Plötzlich kicherte er leise vor sich hin. »Cara, sei mir nicht böse, aber wo bitteschön kommst du gerade her? Deine Hände riechen nach …ich weiß nicht so genau.« Er nahm meine Hand und schnupperte daran. »Hm, sexy, rieche ich da einen Hauch des unwiderstehlichen Duftes von nassen Gummihandschuhen in Kombination mit Eau de Cuisine?«
Neben uns vernahm ich ein ersticktes Geräusch. Roberta quollen bei dem Versuch, das Lachen zu unterdrücken, fast die Augen aus dem Kopf.
Na warte!
Ich kuschelte mich noch fester an ihn. »Mi vida, ich weiß ja nicht, wie es dir geht. Aber besser ein dezentes Eau de Spülmittel als dieser nicht ganz so dezente Hauch von Angstschweiß, der hier in der Luft liegt, nicht wahr?«
»Corazon, glaubst du, du kannst mich ärgern?«
»Ich kann dich so sehr ärgern, mi amor, dass dir die Luft wegbleibt. Der Vorteil für dich: Du musst mich dann nicht mehr riechen.«
Ein noch nie gehörtes, seltsames quiekendes Geräusch erklang ganz in der Nähe – so, als hätte man einer Katze auf den Schwanz getreten. Ich dachte zuerst, ich hätte mich verhört.
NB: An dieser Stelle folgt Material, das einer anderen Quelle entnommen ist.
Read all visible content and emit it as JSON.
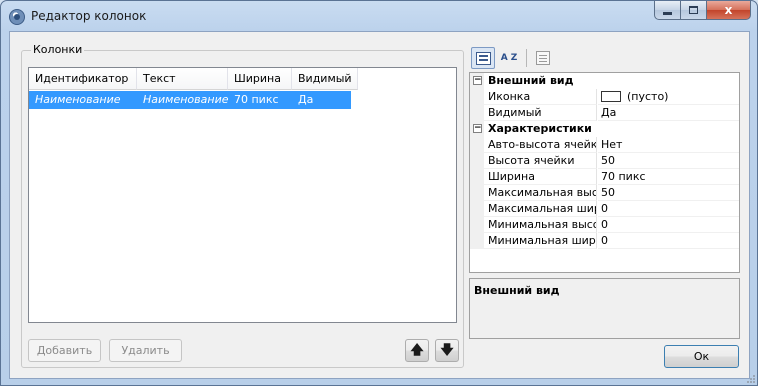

Es dauerte eine Weile, ehe ich begriff, dass es von der Theke kam, wo Neill verzweifelt versuchte, einen Lachkrampf in den Griff zu bekommen, und notgedrungen in die Eiswürfeltruhe quietschte.
Ich blickte schmachtend zu Nando auf, erkannte allerdings im selben Augenblick, dass »The Bulldog« noch keinesfalls überzeugt war. Er rückte bedrohlich näher. Ich hing doch so sehr an Fernandos Gesicht, dass ich seine Umgestaltung gerne verhindern wollte. Ich grub meine Hände in sein Haar, zog ihn zu mir und flüsterte. »Achtung, Gefahr droht. Wir müssen überzeugender sein.«
Überzeugend sein konnte ich, wenn ich es wollte.
Während Fernando seine Arme fester um mich schlang, zog ich seinen Kopf zu mir, sah ihm kurz in die Augen, lächelte ihn herausfordernd an und dann küsste ich ihn. Ich fühlte, wie er sich kurz anspannte, dann aber sofort und mit Feuereifer mitspielte. Und, hey, der Bengel konnte echt gut küssen. Sein Griff um meinen Körper wurde noch fester.
Ich löste sanft meine Lippen von seinen und sah ihm in die Augen. Er atmete schnell und zog mich noch enger an sich. Dumm war er ja nicht, daher war es nur folgerichtig für ihn, das Ganze nun auch auszukosten. Dieses Mal küsste er mich, lange und leidenschaftlich. Als er seine Lippen von meinen löste, war mir klar, dass er mich vorerst gar nicht loslassen konnte.
»Gehe ich recht in der Annahme, dass ich nicht rasch ins Wasser hüpfen darf, mi amor?« Mein Augenaufschlag war hollywoodreif.
»Wage es nicht, jetzt abzuhauen, du kleines Biest.«
»Ich halt das nicht mehr aus.« Silvies Stimme klang schrecklich gepresst.
Den Erstickungstod meiner Freunde billigend in Kauf nehmend, drückte ich Fernando in den letzten leeren Stuhl und setzte mich blitzschnell auf seinen Schoss. Gefahr gebannt. Ich lächelte ihn verträumt an, beugte mich vor und biss ihm sanft in die Lippe. »The Bulldog« stand mit diversen Fragezeichen im Gesicht am Tresen, wirkte alles andere als intelligent und schien einigermaßen überzeugt, dass ich zu Fernando gehörte und dieser mich anbetete.
Ich gab ihm einen letzten Stupser in die richtige Richtung, indem ich liebevoll Nandos Gesicht streichelte und ihn ein letztes Mal hingebungsvoll küsste. Dass seine Arme noch immer fest wie Schraubstöcke um mich geschlungen waren, schrieb ich seinem Allgemeinzustand zu und duldete es wohlwollend. Ich merkte sehr wohl, dass es noch immer nicht angeraten war, aufzustehen. Das, was ich da deutlich spürte, hatte höchst interessante Ausmaße.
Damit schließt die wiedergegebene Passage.